Sou um privilegiado. Minha profissão me permitiu trabalhar em casa. Passei a vida em home office, a novidade é o confinamento. O trabalho criativo sempre foi mais uma atividade praticada por prazer e nunca menos do que isto, algo muito pouco afeito ao que comumente se entende por trabalho. Vivi grande parte da minha infância em casa e, ainda hoje, é o meu lugar de conforto, segurança e bem estar. Lugar onde preservo as minhas principais memórias, referências e encontros.

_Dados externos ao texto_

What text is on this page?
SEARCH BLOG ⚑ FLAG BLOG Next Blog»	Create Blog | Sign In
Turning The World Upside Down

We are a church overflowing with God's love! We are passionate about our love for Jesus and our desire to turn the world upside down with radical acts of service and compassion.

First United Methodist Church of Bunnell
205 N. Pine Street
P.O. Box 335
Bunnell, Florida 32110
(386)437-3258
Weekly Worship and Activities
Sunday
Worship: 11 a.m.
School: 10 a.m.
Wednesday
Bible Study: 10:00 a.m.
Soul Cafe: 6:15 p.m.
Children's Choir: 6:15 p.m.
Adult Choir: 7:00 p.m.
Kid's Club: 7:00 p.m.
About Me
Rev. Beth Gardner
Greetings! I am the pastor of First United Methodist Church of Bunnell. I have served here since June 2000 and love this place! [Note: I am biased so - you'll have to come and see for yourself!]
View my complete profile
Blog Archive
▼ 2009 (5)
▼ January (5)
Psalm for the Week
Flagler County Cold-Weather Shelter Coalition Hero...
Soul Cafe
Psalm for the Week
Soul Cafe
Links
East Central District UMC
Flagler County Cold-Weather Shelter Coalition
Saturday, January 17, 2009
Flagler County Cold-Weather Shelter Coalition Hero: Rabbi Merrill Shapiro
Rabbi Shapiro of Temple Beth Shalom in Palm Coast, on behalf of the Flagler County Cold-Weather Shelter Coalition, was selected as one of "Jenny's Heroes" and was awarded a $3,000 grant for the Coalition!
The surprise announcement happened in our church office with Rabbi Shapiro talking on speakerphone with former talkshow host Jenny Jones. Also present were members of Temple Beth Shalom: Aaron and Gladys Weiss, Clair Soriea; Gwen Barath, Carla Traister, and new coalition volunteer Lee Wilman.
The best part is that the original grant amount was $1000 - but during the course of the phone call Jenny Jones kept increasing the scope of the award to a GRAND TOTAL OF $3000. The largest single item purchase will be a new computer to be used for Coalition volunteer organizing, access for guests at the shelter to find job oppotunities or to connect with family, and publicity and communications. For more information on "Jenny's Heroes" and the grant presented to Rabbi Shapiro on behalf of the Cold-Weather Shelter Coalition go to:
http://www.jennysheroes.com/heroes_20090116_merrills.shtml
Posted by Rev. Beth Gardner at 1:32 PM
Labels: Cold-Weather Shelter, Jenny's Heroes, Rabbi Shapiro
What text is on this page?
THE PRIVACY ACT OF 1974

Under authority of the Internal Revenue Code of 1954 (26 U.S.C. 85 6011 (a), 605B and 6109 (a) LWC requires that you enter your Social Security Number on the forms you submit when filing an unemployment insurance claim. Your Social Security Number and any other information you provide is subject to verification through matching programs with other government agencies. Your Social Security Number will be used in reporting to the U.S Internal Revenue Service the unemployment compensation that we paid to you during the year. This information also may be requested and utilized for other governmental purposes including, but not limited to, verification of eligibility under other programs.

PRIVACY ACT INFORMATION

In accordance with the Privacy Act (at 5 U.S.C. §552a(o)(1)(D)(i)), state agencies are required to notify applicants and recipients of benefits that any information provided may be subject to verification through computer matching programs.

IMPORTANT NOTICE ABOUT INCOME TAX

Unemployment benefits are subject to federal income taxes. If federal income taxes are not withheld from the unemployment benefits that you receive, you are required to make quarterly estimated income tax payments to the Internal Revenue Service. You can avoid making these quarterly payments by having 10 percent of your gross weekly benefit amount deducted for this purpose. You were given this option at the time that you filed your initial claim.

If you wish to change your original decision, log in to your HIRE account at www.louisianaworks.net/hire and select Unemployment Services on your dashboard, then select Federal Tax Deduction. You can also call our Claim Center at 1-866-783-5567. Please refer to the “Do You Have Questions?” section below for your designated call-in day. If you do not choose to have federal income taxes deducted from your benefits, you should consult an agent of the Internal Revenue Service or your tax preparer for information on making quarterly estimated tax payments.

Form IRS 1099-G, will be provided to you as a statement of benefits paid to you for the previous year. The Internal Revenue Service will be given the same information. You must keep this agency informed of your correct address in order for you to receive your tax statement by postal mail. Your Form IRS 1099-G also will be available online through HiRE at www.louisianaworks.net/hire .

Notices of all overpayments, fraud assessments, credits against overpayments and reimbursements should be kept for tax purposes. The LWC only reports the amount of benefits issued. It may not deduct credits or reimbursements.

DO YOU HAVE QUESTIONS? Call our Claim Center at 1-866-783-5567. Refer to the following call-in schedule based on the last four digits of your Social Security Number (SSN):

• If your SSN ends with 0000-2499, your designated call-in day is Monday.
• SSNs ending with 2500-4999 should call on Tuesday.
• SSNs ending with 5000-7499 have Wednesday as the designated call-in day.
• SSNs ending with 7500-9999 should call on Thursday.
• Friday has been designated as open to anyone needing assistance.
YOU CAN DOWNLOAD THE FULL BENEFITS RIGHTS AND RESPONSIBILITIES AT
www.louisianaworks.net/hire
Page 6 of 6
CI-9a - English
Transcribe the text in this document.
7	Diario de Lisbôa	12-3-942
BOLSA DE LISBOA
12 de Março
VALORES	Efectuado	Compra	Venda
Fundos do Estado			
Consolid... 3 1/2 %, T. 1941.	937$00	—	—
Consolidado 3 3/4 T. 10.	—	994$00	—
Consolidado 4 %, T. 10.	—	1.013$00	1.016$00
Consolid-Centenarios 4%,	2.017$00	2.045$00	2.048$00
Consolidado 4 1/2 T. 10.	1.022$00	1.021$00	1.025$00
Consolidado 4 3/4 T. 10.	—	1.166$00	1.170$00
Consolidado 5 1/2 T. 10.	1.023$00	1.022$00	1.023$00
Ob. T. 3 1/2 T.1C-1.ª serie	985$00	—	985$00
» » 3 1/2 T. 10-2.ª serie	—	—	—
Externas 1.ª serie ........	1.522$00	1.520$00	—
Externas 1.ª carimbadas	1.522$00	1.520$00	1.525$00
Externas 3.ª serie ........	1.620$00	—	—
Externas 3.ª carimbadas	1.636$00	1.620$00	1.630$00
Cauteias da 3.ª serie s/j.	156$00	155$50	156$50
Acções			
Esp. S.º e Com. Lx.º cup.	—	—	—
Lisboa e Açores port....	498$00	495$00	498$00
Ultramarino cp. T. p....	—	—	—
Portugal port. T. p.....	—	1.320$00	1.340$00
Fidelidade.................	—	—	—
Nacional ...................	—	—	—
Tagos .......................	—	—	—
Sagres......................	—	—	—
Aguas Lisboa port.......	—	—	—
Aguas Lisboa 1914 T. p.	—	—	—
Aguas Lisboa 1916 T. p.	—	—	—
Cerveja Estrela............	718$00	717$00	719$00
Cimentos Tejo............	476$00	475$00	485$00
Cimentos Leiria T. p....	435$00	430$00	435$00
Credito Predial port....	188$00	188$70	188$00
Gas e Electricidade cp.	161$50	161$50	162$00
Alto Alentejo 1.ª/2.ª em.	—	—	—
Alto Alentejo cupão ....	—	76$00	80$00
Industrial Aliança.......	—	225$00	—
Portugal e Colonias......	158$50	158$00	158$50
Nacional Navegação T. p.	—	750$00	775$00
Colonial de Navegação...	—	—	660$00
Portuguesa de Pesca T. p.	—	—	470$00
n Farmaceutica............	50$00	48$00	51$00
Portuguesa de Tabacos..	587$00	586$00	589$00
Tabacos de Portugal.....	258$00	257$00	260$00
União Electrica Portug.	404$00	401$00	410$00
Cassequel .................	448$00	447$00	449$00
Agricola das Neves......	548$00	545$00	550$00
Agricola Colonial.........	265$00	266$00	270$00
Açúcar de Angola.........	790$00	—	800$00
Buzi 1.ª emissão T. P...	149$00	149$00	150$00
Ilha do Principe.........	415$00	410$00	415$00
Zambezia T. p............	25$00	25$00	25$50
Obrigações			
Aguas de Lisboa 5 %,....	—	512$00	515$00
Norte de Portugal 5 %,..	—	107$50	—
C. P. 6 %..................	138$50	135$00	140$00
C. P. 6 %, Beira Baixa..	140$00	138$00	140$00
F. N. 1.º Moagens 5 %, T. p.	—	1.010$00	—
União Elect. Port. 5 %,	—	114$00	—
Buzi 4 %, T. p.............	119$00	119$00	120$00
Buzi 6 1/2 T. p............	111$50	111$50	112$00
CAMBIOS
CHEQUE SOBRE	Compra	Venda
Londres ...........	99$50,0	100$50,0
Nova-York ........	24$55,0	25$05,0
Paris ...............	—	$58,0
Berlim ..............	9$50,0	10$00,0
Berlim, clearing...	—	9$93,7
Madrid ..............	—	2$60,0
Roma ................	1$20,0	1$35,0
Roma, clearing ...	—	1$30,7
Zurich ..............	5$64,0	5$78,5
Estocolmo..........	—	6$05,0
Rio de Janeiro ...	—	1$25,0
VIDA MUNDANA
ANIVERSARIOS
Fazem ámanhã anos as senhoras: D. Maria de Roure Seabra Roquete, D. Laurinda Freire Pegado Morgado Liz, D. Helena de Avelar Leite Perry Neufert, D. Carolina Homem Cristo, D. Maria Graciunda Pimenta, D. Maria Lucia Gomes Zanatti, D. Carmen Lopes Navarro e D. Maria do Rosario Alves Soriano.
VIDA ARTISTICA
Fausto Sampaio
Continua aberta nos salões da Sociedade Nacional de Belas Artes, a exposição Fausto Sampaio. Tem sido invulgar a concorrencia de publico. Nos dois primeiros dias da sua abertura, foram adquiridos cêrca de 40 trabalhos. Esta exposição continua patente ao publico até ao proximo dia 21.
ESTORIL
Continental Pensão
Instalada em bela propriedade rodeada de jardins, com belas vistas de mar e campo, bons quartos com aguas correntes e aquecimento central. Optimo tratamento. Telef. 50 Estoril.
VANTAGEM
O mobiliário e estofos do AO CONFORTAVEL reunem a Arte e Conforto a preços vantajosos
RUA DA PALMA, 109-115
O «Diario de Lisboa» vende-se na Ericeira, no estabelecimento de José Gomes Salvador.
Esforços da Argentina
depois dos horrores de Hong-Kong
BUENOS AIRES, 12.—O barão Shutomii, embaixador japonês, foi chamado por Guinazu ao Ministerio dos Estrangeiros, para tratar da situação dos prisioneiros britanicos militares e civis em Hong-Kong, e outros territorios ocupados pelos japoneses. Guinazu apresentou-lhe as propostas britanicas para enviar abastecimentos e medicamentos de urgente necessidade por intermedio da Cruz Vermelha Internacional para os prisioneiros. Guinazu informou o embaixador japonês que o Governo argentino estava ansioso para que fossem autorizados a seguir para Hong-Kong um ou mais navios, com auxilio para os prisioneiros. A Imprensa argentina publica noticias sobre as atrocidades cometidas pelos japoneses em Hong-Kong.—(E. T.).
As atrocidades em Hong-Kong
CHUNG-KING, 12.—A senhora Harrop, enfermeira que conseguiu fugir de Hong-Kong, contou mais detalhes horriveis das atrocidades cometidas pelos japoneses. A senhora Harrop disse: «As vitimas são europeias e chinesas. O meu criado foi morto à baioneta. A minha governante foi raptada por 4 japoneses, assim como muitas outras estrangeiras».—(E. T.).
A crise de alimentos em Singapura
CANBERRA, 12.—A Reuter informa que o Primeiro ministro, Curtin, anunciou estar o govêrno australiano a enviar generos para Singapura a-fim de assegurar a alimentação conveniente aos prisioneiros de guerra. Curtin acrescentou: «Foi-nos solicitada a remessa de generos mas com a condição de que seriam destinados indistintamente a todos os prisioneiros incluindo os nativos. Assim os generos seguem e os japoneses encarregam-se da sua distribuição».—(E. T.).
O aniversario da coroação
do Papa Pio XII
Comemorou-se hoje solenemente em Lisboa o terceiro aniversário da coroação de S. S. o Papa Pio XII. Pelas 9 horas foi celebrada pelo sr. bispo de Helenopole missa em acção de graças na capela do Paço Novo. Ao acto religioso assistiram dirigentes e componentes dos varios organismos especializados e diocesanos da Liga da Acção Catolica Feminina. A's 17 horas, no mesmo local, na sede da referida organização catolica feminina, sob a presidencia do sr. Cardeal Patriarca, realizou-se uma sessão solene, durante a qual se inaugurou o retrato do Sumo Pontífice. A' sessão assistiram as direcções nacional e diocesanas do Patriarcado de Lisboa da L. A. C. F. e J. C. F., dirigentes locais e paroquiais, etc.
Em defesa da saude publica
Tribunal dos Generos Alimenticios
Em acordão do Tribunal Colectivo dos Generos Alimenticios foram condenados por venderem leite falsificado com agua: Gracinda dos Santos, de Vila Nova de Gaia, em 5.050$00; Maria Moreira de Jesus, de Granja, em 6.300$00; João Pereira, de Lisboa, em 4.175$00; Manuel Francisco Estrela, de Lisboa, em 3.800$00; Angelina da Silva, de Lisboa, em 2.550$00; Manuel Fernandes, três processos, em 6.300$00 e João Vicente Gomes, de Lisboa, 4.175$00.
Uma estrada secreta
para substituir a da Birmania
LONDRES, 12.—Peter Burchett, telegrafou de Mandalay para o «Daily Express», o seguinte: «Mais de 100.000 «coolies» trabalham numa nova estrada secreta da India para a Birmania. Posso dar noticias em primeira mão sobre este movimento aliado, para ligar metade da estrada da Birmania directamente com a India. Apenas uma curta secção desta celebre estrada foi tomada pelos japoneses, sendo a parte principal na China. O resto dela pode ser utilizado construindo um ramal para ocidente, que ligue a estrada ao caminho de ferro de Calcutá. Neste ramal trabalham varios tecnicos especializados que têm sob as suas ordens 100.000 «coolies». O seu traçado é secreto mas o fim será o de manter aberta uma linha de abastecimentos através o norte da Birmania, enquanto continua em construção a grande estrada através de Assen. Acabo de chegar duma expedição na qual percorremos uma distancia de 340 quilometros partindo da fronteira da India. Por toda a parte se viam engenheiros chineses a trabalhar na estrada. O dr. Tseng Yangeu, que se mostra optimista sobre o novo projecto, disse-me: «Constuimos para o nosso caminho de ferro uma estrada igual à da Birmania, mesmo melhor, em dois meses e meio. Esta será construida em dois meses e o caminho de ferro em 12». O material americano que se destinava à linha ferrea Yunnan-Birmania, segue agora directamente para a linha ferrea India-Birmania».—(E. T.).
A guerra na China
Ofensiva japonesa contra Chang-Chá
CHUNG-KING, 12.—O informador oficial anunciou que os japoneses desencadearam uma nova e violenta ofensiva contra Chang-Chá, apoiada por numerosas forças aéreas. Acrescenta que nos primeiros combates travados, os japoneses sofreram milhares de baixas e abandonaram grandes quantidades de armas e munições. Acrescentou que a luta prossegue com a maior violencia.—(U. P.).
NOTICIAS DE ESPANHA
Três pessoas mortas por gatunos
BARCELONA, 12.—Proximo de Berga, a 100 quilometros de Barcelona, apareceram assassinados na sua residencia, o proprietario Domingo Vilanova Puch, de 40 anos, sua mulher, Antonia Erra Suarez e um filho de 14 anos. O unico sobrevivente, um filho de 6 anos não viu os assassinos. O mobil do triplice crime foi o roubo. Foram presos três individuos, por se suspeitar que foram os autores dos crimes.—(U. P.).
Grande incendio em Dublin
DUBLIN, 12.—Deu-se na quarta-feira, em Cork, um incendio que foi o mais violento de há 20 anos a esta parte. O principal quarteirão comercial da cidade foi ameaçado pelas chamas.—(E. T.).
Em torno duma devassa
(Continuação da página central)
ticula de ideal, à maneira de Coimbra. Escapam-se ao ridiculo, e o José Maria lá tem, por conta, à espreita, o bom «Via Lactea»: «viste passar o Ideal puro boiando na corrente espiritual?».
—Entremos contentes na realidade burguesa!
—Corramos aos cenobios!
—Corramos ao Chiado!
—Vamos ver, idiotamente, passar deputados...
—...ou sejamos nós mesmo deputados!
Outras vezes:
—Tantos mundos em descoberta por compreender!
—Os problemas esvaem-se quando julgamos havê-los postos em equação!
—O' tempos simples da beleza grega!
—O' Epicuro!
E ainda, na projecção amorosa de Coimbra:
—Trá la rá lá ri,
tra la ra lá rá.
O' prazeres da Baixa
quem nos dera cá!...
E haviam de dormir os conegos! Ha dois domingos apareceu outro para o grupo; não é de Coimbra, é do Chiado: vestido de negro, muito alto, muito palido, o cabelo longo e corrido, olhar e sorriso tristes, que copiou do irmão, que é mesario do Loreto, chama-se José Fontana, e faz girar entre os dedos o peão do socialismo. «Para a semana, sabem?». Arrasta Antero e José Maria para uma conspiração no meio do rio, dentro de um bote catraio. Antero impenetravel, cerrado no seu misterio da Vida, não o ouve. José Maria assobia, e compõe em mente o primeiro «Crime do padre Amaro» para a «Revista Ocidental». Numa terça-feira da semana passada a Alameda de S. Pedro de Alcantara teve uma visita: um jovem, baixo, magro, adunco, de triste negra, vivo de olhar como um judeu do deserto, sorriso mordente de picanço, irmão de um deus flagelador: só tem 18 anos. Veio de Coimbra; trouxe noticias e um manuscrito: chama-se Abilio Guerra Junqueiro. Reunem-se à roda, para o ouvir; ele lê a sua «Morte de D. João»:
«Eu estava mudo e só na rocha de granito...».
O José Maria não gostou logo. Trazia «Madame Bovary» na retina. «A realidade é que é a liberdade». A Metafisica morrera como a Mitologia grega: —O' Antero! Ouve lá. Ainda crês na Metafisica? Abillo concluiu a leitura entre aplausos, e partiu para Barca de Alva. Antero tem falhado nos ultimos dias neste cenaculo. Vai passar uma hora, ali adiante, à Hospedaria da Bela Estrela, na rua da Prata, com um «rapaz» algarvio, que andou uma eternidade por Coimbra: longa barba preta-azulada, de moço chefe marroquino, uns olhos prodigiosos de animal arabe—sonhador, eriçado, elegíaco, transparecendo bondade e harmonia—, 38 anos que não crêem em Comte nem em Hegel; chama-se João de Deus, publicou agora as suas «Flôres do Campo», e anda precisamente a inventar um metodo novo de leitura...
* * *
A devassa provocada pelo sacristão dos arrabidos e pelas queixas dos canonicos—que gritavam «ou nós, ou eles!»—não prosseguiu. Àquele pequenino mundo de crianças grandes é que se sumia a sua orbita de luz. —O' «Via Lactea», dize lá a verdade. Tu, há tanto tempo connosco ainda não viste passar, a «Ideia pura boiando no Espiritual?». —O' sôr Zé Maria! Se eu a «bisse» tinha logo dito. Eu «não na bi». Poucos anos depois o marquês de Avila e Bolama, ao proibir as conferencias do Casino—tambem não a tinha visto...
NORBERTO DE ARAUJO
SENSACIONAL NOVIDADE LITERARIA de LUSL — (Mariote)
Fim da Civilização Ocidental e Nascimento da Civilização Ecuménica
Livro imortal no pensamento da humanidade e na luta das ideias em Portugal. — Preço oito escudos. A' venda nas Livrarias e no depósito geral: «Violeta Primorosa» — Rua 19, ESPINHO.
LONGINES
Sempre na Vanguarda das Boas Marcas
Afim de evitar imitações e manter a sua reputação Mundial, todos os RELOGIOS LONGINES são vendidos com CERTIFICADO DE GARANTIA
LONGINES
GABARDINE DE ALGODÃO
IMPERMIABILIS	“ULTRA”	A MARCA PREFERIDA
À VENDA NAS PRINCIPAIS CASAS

Quando comprei o meu primeiro laptop e passei a usá-lo para desenhar, me dei conta de que meu escritório seria onde estivesse. Nos últimos anos de nossa antiga sede na Rua Treze de Maio, as idas ao escritório foram diminuindo e se tornando dispendiosas e desnecessárias. No ano de 2008, mudei toda a equipe e atividade profissional para casa, inicialmente de maneira improvisada, com um certo receio de que o escritório pudesse interferir na nossa rotina e privacidade. Rapidamente percebi que o tempo que eu economizava em deslocamentos, os custos e trabalhos de manutenção da antiga sede e a facilidade em ter o escritório próximo e acessível me recompensavam com sobras. Eventuais desvantagens de espaço e no recebimento de fornecedores ainda deveriam ser testadas. A última barreira seriam os próprios clientes que poderiam reagir mal a iniciativa. Quando percebi que a situação não nos causaria nenhum embaraço – ao contrário, muitos têm grande interesse pela casa histórica em que vivemos – iniciei reformas e adaptações no térreo/subsolo da residência de modo a tornar os espaços mais agradáveis e salubres à nossa atividade.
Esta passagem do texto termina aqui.